After the museum I was exhausted. I took a quick nap, worked out and almost called it a night…but decided to go for a late dinner at a place that came highly recommended called Bodega. I am glad I did. The food was ok, but the atmosphere was worth it. The bar was really going when I left and it looked like a place that would be a lot of fun if you were with a group. I’d recommend it.
Friday was a much better day in Cairo. I slept in and then had to do about 4 hours of work. While I was having lunch in the lobby Ahmed came strolling by and I solicited his services for another day of touring – this time sticking just to Cairo.
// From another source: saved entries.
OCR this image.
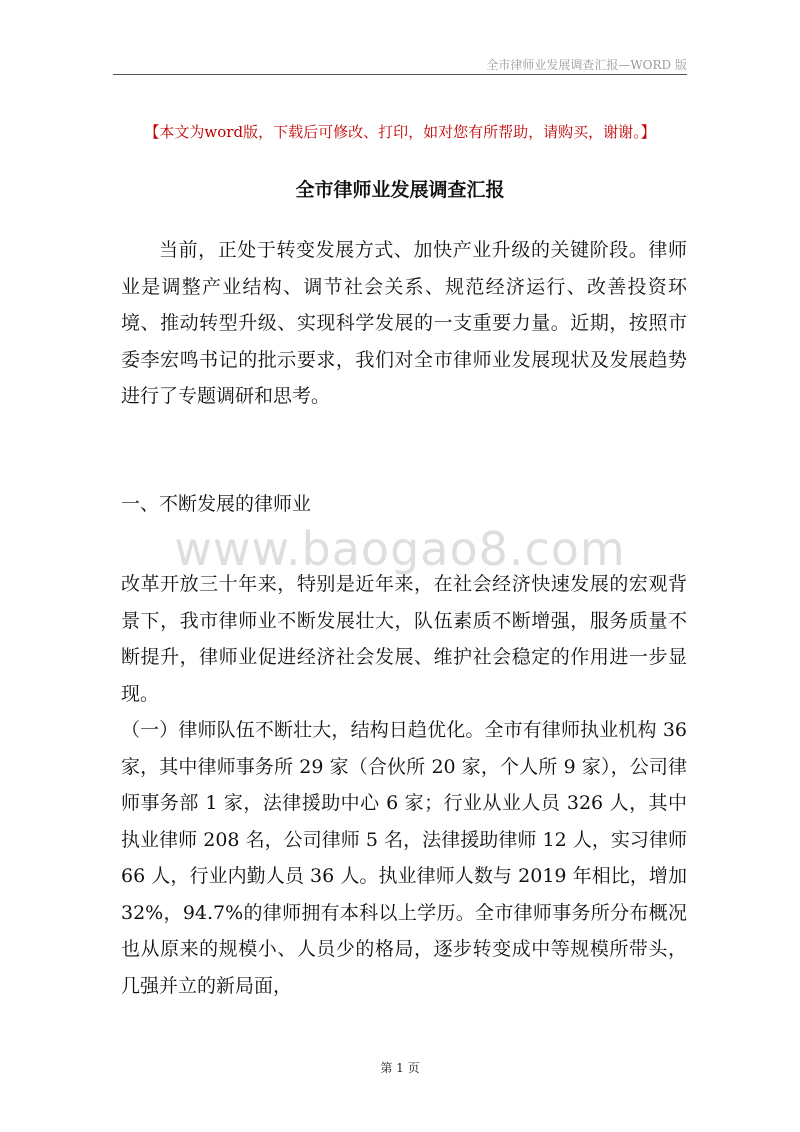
全市律师业发展调查汇报—WORD 版
【本文为word版，下载后可修改、打印，如对您有所帮助，请购买，谢谢。】
全市律师业发展调查汇报
当前，正处于转变发展方式、加快产业升级的关键阶段。律师业是调整产业结构、调节社会关系、规范经济运行、改善投资环境、推动转型升级、实现科学发展的一支重要力量。近期，按照市委李宏鸣书记的批示要求，我们对全市律师业发展现状及发展趋势进行了专题调研和思考。
一、不断发展的律师业
www.baogao8.com
改革开放三十年来，特别是近年来，在社会经济快速发展的宏观背景下，我市律师业不断发展壮大，队伍素质不断增强，服务质量不断提升，律师业促进经济社会发展、维护社会稳定的作用进一步显现。
（一）律师队伍不断壮大，结构日趋优化。全市有律师执业机构 36 家，其中律师事务所 29 家（合伙所 20 家，个人所 9 家），公司律师事务部 1 家，法律援助中心 6 家；行业从业人员 326 人，其中执业律师 208 名，公司律师 5 名，法律援助律师 12 人，实习律师 66 人，行业内勤人员 36 人。执业律师人数与 2019 年相比，增加 32%，94.7%的律师拥有本科以上学历。全市律师事务所分布概况也从原来的规模小、人员少的格局，逐步转变成中等规模所带头，几强并立的新局面，
第 1 页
We began the afternoon by hitting the Saladin Citadel of Cairo, which is an old fort and mosque located on the Muqattan Hill overlooking Cairo. The Citadel is home to the mosque of Muhammad Ali which was beautiful (though worn)…
…and the view of Cairo was spectacular. The view really drove home how massive Cairo really is.
Ahmed then took me to the mosque of Sultan Hassan, which was built in 1357. President Obama visited the mosque roughly a year ago. The most common response from Egyptians when I said I was American was, “OBAMA! He come here!” The mosque was perhaps the highlight of the trip. The place was beautiful and had a unique feel to it. It was incredibly peaceful.
In the main temple there was a man doing Muslim chants …
… which echoed throughout an otherwise completely quiet mosque.
Ahmed then took me to the Ibn Tulun mosque which was constructed in 879.
We also saw some interesting scenes in the streets and alley ways – which seemed to be bustling no matter where in the city I was. It was hard to capture activity in the alleys from the cab, but I tried.
My final night I returned to the restaurant on the banks of the Nile to watch the futbol game and I am pretty sure I contracted some kind of mild food poisoning. I did win a jersey in a goal kicking contest put on by Stella (the Egyptian, not the Belgian, beer). Saturday morning I was up early and Ahmed took me to the airport for a flight back to Riyadh.